Variante Omicron, l'Italia corre verso la zona gialla: dopo Friuli e Alto Adige rischia il Veneto
Il Nordest torna a tingersi di giallo. Dopo il Friuli Venezia Giulia da lunedì 6 dicembre anche l'Alto Adige diventerà zona gialla. «Non cambia tanto in termini di regole, ma se non facciamo niente diventeremo arancioni e rossi», le parole dell'assessore alla salute, Thomas Widmann.
A Bolzano le misure erano già state anticipate nei giorni scorsi con l'obbligo di mascherina all'aperto e di dispositivo di protezione FFP2 sui mezzi pubblici. Mentre la gran parte dell'Italia mantiene la zona bianca in giallo, in un futuro non troppo lontano, potrebbe finirci anche il Veneto. A lanciare l'allarme è direttamente il governatore Luca Zaia «questa settimana saremo ancora bianchi ma non è escluso che si arriverà in zona gialla - dichiara - la prossima settimana "ni", quella dopo... ci siamo capiti. Siamo ad alto rischio». Per Zaia, però, a rischiare non è solo il Veneto: «C'è da dire che verosimilmente, se continuerà così, tutta Italia, o quasi, passerà al giallo nelle prossime settimane». Intanto la campagna vaccinale torna a riprendere quota superando le 350mila somministrazioni giornaliere. Nella stragrande maggioranza dei casi si tratta di richiami, ma si registra anche un incremento delle prime dosi, nelle ultime 24 ore sono state oltre 32mila.
Un nuovo invito alla vaccinazione arriva dall'immunologo Sergio Abrignani, membro del Cts: «La terza dose di vaccino va fatta il più presto possibile farla a cinque mesi di distanza è la soluzione migliore», spiega mettendo in luce come, a oggi, «non ci sono evidenze che la variante Omicron possa bucare i vaccini». Intanto l'andamento della curva epidemiologica non modifica il suo trend di lenta crescita. I nuovi casi registrati nell'ultimo bollettino sono 12.764 con il numero degli attualmente positivi che è destinato nelle prossime ore a superare quota 200mila (ora sono 194.270). Si registrano inoltre 89 decessi e un tasso di positività all'1,8% con 720mila tamponi effettuati. Sale la pressione sugli ospedali con un saldo di +92 ricoveri e +14 terapie intensive con 64 ingressi giornalieri.

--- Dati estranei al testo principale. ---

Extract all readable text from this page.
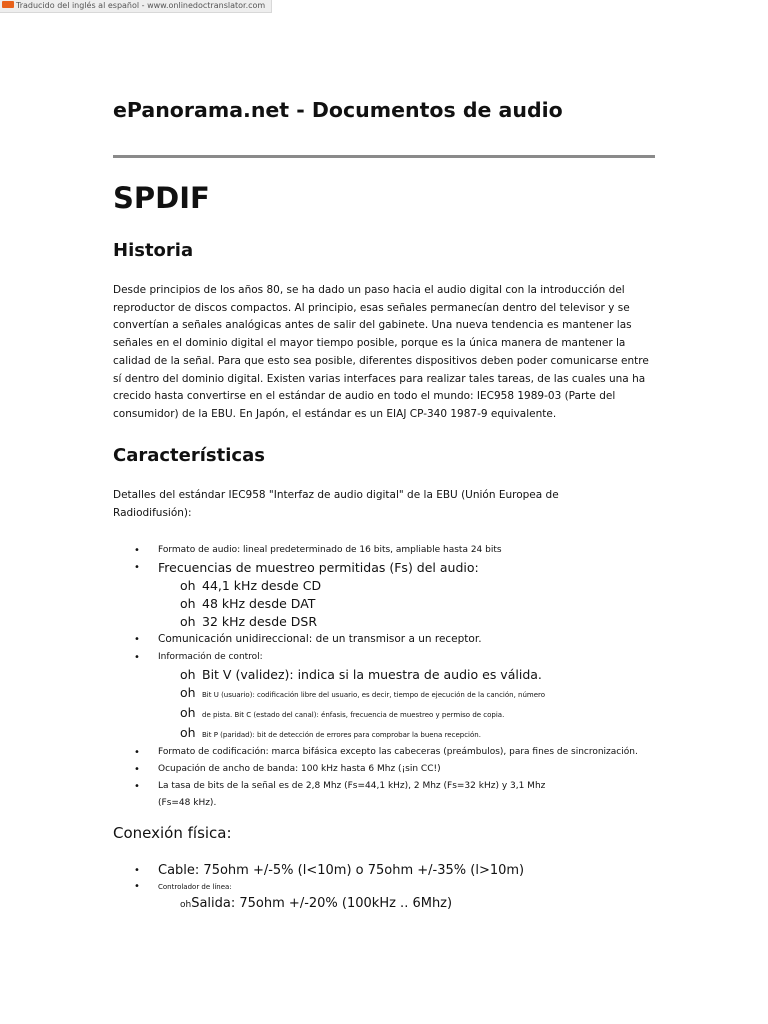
Traducido del inglés al español - www.onlinedoctranslator.com
ePanorama.net - Documentos de audio
SPDIF
Historia

Desde principios de los años 80, se ha dado un paso hacia el audio digital con la introducción del reproductor de discos compactos. Al principio, esas señales permanecían dentro del televisor y se convertían a señales analógicas antes de salir del gabinete. Una nueva tendencia es mantener las señales en el dominio digital el mayor tiempo posible, porque es la única manera de mantener la calidad de la señal. Para que esto sea posible, diferentes dispositivos deben poder comunicarse entre sí dentro del dominio digital. Existen varias interfaces para realizar tales tareas, de las cuales una ha crecido hasta convertirse en el estándar de audio en todo el mundo: IEC958 1989-03 (Parte del consumidor) de la EBU. En Japón, el estándar es un EIAJ CP-340 1987-9 equivalente.

Características

Detalles del estándar IEC958 "Interfaz de audio digital" de la EBU (Unión Europea de Radiodifusión):

• Formato de audio: lineal predeterminado de 16 bits, ampliable hasta 24 bits
• Frecuencias de muestreo permitidas (Fs) del audio:
oh 44,1 kHz desde CD
oh 48 kHz desde DAT
oh 32 kHz desde DSR
• Comunicación unidireccional: de un transmisor a un receptor.
• Información de control:
oh Bit V (validez): indica si la muestra de audio es válida.
oh Bit U (usuario): codificación libre del usuario, es decir, tiempo de ejecución de la canción, número
oh de pista. Bit C (estado del canal): énfasis, frecuencia de muestreo y permiso de copia.
oh Bit P (paridad): bit de detección de errores para comprobar la buena recepción.
• Formato de codificación: marca bifásica excepto las cabeceras (preámbulos), para fines de sincronización.
• Ocupación de ancho de banda: 100 kHz hasta 6 Mhz (¡sin CC!)
• La tasa de bits de la señal es de 2,8 Mhz (Fs=44,1 kHz), 2 Mhz (Fs=32 kHz) y 3,1 Mhz (Fs=48 kHz).
Conexión física:
• Cable: 75ohm +/-5% (l<10m) o 75ohm +/-35% (l>10m)
•	Controlador de línea:
ohSalida: 75ohm +/-20% (100kHz .. 6Mhz)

Per quanto riguarda la presenza della variante Omicron nel nostro Paese, il terzo ciclo di tamponi sui contatti legati al "paziente zero" a Caserta, il manager Eni di ritorno dal Mozambico, ha fatto emergere altri cinque positivi al Covid. Si tratta di tre compagni di classe del figlio, un docente e una badante di un parente. Non è ancora certo, al momento, che si tratti della mutazione sudafricana del virus e che i casi siano legati fra di loro; questo lo stabiliranno le analisi che effettuerà l'ospedale Cotugno di Napoli.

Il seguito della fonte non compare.